Il preoccupante e drammatico incremento dei femminicidi in Italia prova che le misure adottate non bastano a garantire l’incolumità della vittima

Non viene adottata una perizia psichiatrica/psicologica del soggetto abusante, non c’è un monitoraggio psicologico/psichiatrico che perduri nel tempo.

La valutazione del livello di pericolosità del soggetto abusante è sostanzialmente affidato alla valutazione dell’Autorità inquirente. La mancanza di un monitoraggio psichiatrico/psicologico nel tempo non dà indicazioni ai Magistrati sull’opportunità della sospensione delle misure restrittive a tutela della donna abusata.

Rimandiamo a questo articolo, che affronta lo stato attuale delle misure a protezione della vittima di abuso.

E’ di tutta evidenza che un’ordinanza di divieto di avvicinamento incentrata sui luoghi diventa a tutti gli effetti una restrizione della libertà personale della donna abusata, costretta, per la sua incolumità, a frequentare esclusivamente quei posti. Inoltre costringe l’abusata ad una continua ansia nel controllare di non essere seguita, a cambiare costantemente itinerario di trasferimento da un luogo designato all’altro.

La Procura di Torino ha dichiarato che sta adottando misure cautelari più restrittive a carico del soggetto abusante, misure mutuate dall’Ordinamento.

E’ però di tutta evidenza che la mancanza di una normativa specifica più tutelante per la vittima affida l’adozione di determinati strumenti alla discrezionalità dei Magistrati, discrezionalità che può variare da Magistrato a Magistrato, da Procura a Procura.

Il soggetto abusante, a meno che non sia sottoposto alla misura cautelare degli arresti domiciliari con la restrizione della cavigliera elettronica, non è monitorato dall’Autorità competente, o meglio: i controlli che avvengono in funzione di una detenzione domiciliare senza cavigliera elettronica non sono sufficientemente tutelanti per la vittima. L’obbligo di firma non è una misura sufficientemente tutelante per l’abusata a meno che l’abusante non abiti in altra località molto lontana, non lo è neanche il divieto di dimora qualora l’abusante abiti nella stessa località della vittima.

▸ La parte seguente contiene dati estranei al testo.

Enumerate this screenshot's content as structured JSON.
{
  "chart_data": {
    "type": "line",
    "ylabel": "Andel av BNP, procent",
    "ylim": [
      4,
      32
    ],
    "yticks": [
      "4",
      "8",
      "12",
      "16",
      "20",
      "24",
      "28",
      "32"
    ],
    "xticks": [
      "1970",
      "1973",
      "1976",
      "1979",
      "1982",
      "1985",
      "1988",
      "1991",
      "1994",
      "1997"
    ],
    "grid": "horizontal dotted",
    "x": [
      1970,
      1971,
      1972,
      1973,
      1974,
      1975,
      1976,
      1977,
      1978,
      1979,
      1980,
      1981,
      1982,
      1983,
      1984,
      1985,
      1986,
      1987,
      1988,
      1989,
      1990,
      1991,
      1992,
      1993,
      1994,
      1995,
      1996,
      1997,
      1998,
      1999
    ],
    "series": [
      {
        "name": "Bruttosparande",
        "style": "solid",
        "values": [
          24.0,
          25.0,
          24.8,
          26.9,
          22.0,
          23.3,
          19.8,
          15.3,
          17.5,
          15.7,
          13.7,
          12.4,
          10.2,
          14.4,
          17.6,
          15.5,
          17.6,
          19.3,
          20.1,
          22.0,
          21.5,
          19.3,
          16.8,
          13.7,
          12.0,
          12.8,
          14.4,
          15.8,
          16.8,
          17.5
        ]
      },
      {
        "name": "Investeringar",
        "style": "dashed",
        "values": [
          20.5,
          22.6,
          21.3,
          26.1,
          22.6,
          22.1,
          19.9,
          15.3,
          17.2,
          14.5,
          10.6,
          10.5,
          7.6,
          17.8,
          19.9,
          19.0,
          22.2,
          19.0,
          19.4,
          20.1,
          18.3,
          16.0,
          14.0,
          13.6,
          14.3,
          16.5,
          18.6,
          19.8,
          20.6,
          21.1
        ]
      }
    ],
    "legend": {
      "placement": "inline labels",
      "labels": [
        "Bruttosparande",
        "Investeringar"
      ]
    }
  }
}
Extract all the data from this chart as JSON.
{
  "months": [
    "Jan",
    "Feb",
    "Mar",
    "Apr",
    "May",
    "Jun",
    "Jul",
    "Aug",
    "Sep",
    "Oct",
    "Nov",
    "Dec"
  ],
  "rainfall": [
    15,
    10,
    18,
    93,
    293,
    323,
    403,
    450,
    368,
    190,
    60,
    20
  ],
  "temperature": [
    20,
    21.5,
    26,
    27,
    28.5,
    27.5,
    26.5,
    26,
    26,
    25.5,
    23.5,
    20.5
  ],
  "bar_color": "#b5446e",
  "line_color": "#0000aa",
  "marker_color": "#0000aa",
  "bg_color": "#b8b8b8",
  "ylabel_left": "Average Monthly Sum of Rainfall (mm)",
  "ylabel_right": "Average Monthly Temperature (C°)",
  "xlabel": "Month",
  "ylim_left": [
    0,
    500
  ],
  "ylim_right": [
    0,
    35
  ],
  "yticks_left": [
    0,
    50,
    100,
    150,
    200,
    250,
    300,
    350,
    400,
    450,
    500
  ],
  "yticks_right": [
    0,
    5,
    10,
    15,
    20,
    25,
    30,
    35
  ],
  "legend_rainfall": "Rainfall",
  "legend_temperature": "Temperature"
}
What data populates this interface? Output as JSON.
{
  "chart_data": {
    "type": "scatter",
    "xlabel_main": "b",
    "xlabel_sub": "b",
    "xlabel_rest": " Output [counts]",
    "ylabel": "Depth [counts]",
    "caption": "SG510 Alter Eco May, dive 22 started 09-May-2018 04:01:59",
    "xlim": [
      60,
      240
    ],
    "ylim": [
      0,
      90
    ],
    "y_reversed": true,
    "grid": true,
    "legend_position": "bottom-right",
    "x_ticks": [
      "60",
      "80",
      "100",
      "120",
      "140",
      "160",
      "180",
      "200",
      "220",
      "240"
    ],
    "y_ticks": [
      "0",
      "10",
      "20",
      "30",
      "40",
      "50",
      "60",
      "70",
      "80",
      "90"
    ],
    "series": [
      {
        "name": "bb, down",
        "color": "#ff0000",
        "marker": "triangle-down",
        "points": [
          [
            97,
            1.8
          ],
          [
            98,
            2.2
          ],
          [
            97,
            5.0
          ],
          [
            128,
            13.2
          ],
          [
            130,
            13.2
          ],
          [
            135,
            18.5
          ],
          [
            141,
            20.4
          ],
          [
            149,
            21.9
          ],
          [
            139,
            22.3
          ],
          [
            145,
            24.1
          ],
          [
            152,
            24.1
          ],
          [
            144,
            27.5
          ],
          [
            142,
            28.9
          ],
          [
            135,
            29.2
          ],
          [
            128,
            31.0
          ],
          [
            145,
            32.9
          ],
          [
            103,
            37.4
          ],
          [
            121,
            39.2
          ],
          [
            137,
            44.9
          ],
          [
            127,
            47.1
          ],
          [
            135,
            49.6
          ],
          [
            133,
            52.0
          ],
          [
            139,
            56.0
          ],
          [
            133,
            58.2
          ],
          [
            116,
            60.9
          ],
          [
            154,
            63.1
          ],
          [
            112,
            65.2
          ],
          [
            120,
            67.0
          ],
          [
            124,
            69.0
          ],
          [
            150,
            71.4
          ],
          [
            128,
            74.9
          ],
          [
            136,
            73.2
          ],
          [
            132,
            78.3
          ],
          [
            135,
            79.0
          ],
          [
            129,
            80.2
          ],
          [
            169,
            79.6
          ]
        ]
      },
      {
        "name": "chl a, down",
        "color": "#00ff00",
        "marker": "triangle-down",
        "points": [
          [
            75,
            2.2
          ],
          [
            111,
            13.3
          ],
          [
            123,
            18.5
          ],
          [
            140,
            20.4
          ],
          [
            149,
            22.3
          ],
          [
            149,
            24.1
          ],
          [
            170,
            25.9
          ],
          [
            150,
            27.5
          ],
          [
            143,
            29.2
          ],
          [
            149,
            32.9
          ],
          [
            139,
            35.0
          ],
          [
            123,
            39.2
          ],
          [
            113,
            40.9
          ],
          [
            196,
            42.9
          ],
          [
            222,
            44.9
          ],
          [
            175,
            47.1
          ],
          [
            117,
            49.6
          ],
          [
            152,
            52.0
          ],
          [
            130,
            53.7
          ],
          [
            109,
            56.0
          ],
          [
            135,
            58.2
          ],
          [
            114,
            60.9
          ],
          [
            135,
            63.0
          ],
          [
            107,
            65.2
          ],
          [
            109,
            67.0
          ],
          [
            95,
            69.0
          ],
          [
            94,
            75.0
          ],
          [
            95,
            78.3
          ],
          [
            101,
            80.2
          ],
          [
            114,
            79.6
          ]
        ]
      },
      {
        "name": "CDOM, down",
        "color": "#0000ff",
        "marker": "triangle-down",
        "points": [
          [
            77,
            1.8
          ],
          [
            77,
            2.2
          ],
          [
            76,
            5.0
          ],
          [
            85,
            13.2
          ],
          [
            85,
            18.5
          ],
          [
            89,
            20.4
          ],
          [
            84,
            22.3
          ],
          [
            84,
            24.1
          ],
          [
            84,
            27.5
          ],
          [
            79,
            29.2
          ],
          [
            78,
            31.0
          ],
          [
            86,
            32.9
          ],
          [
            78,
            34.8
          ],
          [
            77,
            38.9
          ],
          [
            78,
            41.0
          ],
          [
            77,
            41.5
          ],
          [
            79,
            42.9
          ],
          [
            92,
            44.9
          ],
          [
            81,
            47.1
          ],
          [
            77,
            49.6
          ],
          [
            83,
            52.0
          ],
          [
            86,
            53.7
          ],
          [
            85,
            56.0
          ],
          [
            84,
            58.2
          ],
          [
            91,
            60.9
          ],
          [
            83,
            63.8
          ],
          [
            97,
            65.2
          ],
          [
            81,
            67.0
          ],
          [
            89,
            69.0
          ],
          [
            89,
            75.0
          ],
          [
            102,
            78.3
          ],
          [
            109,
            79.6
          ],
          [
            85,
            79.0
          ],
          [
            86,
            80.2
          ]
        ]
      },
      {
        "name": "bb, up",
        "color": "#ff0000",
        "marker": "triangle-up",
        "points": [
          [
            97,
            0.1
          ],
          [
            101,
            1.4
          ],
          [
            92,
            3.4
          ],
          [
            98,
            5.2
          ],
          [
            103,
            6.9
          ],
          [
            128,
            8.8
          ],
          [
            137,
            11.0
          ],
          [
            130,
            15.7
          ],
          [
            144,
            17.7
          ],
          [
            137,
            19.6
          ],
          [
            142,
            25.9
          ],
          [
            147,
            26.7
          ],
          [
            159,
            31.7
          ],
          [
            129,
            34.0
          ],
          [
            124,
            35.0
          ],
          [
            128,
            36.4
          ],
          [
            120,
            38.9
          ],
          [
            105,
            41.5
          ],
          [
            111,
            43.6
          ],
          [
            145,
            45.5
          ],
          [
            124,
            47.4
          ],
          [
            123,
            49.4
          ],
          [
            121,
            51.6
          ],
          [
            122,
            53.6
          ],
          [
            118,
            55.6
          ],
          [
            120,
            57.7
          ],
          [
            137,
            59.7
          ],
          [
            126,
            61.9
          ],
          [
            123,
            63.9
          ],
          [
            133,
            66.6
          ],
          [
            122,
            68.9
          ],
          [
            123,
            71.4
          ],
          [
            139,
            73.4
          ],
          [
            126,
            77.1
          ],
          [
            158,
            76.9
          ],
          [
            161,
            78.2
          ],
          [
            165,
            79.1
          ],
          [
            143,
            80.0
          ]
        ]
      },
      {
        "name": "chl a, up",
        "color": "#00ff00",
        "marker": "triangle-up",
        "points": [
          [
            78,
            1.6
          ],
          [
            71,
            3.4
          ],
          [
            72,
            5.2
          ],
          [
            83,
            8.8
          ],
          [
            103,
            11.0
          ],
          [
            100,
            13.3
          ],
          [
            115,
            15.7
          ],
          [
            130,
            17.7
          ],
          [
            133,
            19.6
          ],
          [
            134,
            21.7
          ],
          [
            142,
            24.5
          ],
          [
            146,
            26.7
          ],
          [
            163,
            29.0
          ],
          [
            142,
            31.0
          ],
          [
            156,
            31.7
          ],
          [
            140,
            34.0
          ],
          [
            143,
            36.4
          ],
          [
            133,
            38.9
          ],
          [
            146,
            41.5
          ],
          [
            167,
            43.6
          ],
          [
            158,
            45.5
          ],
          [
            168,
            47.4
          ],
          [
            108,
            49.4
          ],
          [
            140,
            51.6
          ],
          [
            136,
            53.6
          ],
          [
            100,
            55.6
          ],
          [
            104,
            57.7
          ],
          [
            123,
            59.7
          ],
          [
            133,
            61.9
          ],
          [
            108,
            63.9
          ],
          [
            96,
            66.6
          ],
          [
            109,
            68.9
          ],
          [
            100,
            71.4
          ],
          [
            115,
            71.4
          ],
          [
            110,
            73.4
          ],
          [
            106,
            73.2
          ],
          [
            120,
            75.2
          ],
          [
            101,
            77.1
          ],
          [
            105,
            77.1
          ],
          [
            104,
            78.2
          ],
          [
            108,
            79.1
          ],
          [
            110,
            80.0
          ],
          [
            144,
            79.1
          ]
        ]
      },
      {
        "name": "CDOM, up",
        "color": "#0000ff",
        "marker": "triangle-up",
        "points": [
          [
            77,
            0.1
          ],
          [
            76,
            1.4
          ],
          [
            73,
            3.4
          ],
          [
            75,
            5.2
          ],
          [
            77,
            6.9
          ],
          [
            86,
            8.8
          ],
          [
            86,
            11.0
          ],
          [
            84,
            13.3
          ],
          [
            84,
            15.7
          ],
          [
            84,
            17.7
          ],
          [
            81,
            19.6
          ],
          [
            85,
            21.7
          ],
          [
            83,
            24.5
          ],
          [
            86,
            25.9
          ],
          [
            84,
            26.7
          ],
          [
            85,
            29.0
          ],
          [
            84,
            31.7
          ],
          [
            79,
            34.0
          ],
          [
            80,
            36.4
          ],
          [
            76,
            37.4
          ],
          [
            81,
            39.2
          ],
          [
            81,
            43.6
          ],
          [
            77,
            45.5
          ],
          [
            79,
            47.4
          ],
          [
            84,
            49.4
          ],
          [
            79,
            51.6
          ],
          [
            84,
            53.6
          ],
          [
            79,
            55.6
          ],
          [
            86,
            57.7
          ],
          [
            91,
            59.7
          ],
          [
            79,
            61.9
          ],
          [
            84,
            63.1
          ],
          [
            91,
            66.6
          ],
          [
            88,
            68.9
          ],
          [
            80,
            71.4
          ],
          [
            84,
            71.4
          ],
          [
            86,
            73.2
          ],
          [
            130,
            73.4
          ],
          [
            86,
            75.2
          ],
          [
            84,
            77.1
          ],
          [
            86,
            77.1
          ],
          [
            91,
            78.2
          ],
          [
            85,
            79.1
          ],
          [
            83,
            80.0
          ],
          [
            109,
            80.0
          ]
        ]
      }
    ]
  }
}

Sarebbe sufficiente prevedere un monitoraggio elettronico: una cavigliera obbligatoria per l’abusante soggetto alla restrizione del divieto di avvicinamento ed un dispositivo affidato alla donna abusata, interconnessi tra loro in rete. Monitoraggio che metta in allarme le FFOO nel momento in cui la distanza di 500 metri viene violata. Che alzi il livello di allarme qualora questa distanza diminuisca entro certi parametri, in modo che, data situazione di pericolo per la donna abusata, venga attivata la segnalazione ad una pattuglia in zona.

Certo ci sono aspetti legati alla privacy, occorrerebbe che il servizio fosse affidato tecnicamente ad un gestore telefonico, come peraltro avviene per le cavigliere elettroniche adottate in caso di arresti domiciliari. Tuttavia la firma di un consenso informato da parte della donna abusata che decida di acconsentire, l’uso di metadati criptati leggibili in chiaro solo dalle FFOO, metterebbero la vittima di abuso al riparo da problemi di privacy.

I femminicidi in Italia sono in aumento: dal 1 agosto 2021 al 31 luglio 2022 sono stati 125. Una donna uccisa ogni 3 giorni, è un dato drammatico. E’ anche di tutta evidenza che “dietro” il dato dei femminicidi c’è un numero molto più ingente di aggressioni, purtroppo anche con lesioni permanenti, come nel caso di Gessica Notaro.

L’Istat certifica che: “Il 31,5% delle 16-70enni (6 milioni 788 mila) ha subito nel corso della propria vita una qualche forma di violenza fisica”.

Le statistiche certificano che le misure di protezione per l’incolumità delle donne abusate sono del tutto insufficienti.

Si tratta di salvare vite, di garantire l’incolumità delle donne abusate.